Borong, Vox NTT – Polemik rencana tambang batu gamping di Lengko Lolok, Desa Satar Punda, Kecamatan Lamba Leda, Kabupaten Manggarai Timur terus berlanjut.
PT Istindo Mitra Manggarai selaku investor menggelar sosialisasi konsultasi publik analisis mengenai dampak lingkungan (AMDAL) di kampung itu, Sabtu (12/09/2020) lalu.
Berbagai pendapat pro dan kontra terlintas saat itu. Salah satunya disampaikan oleh Markus Meno, kepala suku Lantar, yang merupakan salah satu dari tiga suku yang mendiami kampung adat itu.
Markus mengaku awalnya masuk dalam barisan pendukung tambang. Ia mendukung investasi tersebut karena sudah terlanjur membubuhkan tanda tangan dan menerima uang pemberian investor.
“Tara tiba tambang karena ami poli tanda tangan agu tiba seng. (Kami menerima tambang karena sudah tanda tangan dan terima uang),” ujarnya.
Markus mengatakan pihaknya sudah menyerahkan tujuh lingko (tanah ulayat) untuk dijadikan lokasi penambangan. Namun ia tak pernah menyerahkan kampung adat Lengko Lolok untuk dikuasai investor.

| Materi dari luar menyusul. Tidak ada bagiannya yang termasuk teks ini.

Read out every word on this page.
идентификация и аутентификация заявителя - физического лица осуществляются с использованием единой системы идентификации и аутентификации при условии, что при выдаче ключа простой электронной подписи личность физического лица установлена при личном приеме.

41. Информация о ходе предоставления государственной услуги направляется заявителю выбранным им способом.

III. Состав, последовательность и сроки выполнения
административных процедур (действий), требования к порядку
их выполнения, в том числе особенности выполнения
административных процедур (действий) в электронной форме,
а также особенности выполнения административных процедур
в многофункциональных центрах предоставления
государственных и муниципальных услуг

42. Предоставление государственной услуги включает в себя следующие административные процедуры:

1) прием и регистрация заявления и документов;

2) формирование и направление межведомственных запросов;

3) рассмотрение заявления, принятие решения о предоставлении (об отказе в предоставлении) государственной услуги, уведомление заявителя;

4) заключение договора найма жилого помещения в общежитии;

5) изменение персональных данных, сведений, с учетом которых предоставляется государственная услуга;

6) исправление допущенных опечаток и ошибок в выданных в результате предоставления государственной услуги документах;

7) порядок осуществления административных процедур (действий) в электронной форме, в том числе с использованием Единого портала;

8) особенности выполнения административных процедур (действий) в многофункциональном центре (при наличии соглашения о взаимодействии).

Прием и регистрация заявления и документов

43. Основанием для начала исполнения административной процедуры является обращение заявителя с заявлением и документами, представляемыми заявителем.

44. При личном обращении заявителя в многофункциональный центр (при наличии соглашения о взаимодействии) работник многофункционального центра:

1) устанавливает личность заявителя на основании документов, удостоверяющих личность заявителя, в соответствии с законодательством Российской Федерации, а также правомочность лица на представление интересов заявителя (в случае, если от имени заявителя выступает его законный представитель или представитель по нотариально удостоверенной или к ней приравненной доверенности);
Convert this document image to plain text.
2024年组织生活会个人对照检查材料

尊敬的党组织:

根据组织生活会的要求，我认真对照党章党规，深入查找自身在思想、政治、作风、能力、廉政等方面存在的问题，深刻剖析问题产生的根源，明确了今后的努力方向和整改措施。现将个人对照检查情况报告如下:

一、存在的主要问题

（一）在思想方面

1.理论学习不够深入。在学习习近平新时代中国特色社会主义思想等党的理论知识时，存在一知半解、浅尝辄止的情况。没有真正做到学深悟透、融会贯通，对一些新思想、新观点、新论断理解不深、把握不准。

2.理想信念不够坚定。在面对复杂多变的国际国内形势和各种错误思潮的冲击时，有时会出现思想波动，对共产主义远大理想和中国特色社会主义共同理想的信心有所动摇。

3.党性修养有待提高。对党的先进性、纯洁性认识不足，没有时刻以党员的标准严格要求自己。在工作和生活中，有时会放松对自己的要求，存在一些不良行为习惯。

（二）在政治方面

Karena itu, suku Lantar menolak untuk direlokasi dari kampung adat Lengko Lolok.
“Kudut denge lite, tema keta eng kami kudut pindah beo (Kami tidak akan setuju untuk pindah kampung),” tegasnya.
Meski mendapat penolakan, PT Istindo Mitra Manggarai tetap merelokasi warga dari kampung Lengko Lolok jika mendapat izin untuk penabangan batu gamping di wilayah itu.
Sementara itu, Ketua Tim AMDAL dari Pusat Penelitian Lingkungan Hidup Sumber Daya Alam dan Agroekologi Undana Kupang, Heri Kotta mengatakan pihaknya menjadikan pendapat warga sebagai masukan untuk dinilai Komisi Penilai AMDAL.
“Malah bagus untuk memperkaya kami untuk menjadi bahan masukan yang nanti akan kami bawa di dalam dokumen yang akan dibahas bersama komisi penilai Amdal,” ujar Heri.
Ia mengatakan, pihaknya hanya melakukan kajian. Sedangkan keputusan atas lolos dan tidaknya AMDAL sangat bergantung pada Komisi Penilai AMDAL Provinsi NTT.